Arthur obtains a ticket for Bernie at the commemorative ceremony, but Bernie gives his ticket, and Arthur's, away to Heinrich, a German soldier who also fought on D-Day and has come to commemorate the event. Leaving the ceremony behind, Bernie and Arthur head to the Bayeux War Cemetery, where Arthur looks for his brother's grave while Bernie visits the grave of Douglas Bennett, a comrade-in-arms who was killed at the Normandy landing on D-Day after Bernie reassured him that he would be alright. Bernie feels responsible for Douglas' death, because he had persuaded him to leave their ship and face his fate.

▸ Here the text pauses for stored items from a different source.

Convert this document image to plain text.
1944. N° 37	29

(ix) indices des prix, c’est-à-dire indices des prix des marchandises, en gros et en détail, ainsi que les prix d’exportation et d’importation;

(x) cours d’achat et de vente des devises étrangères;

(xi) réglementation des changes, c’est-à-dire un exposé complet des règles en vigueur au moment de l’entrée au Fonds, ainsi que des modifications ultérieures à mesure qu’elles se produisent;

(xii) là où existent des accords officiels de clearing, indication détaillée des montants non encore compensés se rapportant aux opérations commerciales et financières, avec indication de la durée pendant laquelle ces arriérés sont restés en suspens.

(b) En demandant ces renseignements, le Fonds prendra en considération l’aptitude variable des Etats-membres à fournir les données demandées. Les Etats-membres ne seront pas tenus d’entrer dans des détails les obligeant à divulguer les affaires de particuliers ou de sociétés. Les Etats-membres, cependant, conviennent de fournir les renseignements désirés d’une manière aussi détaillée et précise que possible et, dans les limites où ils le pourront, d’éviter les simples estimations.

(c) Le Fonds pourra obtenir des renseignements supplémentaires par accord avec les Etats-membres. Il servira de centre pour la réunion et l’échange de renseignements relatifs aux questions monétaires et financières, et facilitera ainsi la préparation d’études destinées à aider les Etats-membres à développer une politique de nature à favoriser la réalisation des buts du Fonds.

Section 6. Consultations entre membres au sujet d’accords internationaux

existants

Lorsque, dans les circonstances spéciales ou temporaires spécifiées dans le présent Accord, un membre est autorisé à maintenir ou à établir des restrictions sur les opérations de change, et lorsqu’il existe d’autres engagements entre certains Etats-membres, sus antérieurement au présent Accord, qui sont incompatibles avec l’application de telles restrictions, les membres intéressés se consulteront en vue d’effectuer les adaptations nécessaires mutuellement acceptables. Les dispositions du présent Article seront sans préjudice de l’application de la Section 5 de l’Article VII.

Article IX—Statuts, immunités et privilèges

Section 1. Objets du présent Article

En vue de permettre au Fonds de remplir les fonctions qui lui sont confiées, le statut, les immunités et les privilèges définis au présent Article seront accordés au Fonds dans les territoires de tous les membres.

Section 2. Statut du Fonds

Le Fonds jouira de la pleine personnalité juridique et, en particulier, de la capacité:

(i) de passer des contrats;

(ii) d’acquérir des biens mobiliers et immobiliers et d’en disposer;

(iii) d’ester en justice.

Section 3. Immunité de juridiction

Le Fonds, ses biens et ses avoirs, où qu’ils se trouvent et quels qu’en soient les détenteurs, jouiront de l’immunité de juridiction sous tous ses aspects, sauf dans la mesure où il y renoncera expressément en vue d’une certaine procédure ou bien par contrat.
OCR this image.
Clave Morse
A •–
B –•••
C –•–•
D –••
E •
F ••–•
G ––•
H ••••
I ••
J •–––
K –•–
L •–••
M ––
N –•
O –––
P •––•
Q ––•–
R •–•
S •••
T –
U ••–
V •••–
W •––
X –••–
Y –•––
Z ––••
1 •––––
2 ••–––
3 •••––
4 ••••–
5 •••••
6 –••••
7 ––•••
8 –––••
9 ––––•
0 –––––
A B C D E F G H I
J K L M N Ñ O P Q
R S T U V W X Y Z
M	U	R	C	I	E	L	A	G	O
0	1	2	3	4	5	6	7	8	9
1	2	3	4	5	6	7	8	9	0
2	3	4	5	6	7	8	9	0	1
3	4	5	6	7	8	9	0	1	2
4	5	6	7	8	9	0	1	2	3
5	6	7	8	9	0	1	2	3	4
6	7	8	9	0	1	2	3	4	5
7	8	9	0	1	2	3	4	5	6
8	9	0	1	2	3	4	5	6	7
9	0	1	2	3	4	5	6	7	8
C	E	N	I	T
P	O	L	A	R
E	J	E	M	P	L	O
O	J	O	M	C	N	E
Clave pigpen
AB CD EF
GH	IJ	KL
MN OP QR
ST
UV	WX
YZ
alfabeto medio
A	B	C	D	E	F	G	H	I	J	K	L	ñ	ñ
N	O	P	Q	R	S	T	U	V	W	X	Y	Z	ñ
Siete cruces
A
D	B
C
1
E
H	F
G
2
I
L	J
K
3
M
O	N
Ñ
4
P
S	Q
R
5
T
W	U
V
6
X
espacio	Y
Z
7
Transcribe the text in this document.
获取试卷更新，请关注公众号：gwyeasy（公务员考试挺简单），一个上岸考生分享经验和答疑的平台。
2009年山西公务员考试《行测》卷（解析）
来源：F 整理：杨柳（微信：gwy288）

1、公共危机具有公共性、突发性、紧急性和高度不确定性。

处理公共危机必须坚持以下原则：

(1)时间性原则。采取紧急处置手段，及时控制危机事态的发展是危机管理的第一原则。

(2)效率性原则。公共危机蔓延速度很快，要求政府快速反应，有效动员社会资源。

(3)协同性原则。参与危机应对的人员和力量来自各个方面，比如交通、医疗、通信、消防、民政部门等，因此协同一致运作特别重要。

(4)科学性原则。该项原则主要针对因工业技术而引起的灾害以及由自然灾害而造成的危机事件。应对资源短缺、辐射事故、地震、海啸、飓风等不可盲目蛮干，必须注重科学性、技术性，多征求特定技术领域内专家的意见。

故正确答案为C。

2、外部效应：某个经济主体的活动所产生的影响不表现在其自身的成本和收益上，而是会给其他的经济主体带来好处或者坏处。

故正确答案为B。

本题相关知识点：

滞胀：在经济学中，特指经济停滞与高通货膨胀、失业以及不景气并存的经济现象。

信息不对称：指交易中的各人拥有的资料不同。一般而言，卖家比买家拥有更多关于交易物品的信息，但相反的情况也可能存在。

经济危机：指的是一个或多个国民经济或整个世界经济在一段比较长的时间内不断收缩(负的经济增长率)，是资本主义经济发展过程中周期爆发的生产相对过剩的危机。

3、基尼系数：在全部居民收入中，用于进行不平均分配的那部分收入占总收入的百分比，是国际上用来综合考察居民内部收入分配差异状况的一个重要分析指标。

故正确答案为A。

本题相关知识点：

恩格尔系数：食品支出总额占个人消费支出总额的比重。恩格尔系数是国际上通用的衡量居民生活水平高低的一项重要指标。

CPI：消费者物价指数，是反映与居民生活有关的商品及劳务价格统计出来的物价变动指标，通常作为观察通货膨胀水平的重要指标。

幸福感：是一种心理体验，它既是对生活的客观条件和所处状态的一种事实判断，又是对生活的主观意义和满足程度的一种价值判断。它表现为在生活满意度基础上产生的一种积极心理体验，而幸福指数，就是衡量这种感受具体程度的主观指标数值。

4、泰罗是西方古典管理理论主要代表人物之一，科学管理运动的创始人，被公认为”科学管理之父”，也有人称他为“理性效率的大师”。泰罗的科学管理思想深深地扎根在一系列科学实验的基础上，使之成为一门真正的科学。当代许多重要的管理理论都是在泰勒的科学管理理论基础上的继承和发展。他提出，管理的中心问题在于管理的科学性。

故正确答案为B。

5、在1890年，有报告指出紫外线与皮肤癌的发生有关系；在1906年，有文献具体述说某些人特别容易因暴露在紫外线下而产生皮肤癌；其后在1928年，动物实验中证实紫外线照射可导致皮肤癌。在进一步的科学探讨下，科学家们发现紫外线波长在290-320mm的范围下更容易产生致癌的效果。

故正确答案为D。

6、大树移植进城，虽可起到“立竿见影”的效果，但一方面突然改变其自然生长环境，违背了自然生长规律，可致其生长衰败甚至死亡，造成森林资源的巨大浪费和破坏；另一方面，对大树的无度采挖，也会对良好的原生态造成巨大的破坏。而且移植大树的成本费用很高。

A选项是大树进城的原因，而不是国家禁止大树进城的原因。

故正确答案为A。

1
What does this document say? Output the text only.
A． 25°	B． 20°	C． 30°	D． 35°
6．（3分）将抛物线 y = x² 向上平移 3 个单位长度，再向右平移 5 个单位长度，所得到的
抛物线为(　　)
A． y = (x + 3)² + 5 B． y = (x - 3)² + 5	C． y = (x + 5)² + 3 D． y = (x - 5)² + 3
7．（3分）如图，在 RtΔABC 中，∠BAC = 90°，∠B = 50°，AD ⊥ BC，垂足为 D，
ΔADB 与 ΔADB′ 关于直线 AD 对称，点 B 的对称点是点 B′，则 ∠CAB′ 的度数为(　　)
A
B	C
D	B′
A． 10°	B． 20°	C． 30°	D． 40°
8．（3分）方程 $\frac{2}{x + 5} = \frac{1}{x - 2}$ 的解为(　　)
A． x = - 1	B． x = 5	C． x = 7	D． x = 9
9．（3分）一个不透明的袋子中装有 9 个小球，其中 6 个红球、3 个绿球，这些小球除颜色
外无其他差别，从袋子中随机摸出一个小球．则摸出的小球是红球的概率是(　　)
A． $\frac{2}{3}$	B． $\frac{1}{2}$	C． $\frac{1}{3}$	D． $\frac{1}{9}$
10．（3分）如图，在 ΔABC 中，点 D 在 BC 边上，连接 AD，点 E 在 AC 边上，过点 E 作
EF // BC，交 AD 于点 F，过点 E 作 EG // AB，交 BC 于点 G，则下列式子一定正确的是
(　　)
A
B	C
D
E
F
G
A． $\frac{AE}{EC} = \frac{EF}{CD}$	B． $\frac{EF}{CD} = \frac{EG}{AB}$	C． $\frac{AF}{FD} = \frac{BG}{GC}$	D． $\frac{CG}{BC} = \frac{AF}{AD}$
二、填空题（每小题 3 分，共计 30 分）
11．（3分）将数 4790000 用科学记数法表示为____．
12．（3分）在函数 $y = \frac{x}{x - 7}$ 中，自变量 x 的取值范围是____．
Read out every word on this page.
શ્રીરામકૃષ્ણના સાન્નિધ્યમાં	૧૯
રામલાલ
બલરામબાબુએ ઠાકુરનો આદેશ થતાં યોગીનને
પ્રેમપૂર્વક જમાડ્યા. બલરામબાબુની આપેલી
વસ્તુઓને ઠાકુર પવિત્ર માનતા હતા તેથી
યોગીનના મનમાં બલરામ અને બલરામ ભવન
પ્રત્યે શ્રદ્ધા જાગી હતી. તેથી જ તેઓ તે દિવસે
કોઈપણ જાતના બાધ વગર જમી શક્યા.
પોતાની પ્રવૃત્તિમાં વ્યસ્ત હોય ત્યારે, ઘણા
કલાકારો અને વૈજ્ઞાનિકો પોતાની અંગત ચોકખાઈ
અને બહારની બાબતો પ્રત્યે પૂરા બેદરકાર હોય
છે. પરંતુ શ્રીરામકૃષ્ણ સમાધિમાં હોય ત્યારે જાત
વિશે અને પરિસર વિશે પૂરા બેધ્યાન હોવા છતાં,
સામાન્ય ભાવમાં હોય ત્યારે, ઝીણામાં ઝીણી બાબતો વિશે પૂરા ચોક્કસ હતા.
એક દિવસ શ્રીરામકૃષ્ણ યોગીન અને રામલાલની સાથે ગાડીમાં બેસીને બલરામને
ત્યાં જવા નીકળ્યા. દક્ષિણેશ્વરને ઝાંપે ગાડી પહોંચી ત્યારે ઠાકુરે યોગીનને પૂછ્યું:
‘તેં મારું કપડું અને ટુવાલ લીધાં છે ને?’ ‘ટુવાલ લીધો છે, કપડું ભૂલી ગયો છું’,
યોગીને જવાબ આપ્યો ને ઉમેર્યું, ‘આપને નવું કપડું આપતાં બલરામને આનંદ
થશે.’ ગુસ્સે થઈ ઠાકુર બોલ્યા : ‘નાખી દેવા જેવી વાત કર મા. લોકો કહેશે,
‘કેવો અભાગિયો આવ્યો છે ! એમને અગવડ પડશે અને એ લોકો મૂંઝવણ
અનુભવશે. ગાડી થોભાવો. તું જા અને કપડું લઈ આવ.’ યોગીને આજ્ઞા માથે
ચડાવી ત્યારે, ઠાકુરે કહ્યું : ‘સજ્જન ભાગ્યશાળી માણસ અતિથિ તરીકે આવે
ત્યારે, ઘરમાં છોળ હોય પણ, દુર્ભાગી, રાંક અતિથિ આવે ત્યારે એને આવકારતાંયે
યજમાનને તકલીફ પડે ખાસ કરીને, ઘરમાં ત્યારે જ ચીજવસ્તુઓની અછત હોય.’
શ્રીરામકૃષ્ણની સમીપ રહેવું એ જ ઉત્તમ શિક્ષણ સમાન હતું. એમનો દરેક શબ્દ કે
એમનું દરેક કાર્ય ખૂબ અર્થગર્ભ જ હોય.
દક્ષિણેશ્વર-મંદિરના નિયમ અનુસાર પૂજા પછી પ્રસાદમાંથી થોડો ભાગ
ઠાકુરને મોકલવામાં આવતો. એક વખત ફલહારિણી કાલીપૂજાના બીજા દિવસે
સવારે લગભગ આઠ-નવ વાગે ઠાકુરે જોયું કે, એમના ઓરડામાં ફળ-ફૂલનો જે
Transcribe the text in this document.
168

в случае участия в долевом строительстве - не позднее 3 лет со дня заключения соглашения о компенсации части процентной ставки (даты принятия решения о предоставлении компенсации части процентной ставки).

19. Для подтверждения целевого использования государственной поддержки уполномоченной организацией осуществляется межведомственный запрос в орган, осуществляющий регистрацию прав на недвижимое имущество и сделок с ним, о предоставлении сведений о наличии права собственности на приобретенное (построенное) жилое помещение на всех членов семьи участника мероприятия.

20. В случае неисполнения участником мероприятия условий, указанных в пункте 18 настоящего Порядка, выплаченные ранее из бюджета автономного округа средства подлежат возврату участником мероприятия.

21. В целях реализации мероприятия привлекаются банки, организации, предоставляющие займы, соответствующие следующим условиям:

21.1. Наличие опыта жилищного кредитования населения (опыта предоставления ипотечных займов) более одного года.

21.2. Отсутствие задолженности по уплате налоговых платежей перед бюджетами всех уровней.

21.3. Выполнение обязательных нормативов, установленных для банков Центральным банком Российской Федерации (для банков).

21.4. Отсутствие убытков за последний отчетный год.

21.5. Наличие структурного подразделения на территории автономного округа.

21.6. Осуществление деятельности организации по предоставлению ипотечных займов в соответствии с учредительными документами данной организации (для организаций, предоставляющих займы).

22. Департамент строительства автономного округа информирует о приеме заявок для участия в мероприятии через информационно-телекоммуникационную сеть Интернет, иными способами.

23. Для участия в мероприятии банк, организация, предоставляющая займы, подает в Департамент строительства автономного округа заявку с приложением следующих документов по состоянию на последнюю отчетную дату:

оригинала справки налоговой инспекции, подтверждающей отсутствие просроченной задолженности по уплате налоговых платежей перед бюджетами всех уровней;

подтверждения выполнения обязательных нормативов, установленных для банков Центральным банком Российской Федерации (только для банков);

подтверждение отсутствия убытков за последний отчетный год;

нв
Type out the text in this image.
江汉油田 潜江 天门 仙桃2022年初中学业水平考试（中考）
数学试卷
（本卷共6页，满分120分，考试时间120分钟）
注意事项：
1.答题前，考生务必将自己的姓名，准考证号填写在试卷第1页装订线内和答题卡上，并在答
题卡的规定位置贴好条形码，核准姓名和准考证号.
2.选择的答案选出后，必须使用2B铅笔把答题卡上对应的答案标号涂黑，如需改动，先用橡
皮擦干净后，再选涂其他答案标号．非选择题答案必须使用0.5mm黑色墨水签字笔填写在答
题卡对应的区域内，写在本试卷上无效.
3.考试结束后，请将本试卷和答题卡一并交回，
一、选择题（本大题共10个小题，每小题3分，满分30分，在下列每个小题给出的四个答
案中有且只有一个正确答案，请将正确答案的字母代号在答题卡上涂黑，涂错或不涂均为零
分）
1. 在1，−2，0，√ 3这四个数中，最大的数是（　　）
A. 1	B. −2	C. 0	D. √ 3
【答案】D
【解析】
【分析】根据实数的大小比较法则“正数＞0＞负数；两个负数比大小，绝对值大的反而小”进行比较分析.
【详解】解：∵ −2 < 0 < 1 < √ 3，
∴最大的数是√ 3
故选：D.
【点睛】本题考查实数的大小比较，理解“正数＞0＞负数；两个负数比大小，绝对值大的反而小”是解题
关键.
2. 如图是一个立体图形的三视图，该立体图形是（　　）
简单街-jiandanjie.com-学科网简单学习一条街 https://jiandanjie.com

When Bernie begins his return journey, he discovers that he has become a celebrity, dubbed "the Great Escaper", and the story of his flight to Normandy has appeared in all the papers. The ferry company staff treat him like royalty and when he gets back home he finds a gaggle of reporters awaiting him. He brushes past them in dismay and goes straight to Rene, to whom he confesses the truth of his guilt over Douglas' death, and his despair at the wasted lives of all the young men who died on that fateful day 70 years ago. Rene assures him that Douglas' death was not his fault, and points out that he and she have lived every second of their lives together and never wasted the time they were given.
The next morning, Bernie and Rene get up early to watch the dawn break on the horizon, just as they did some seventy years earlier when they were young lovers.
A caption tells us that Bernie died six months after his "great escape", and Rene died seven days later.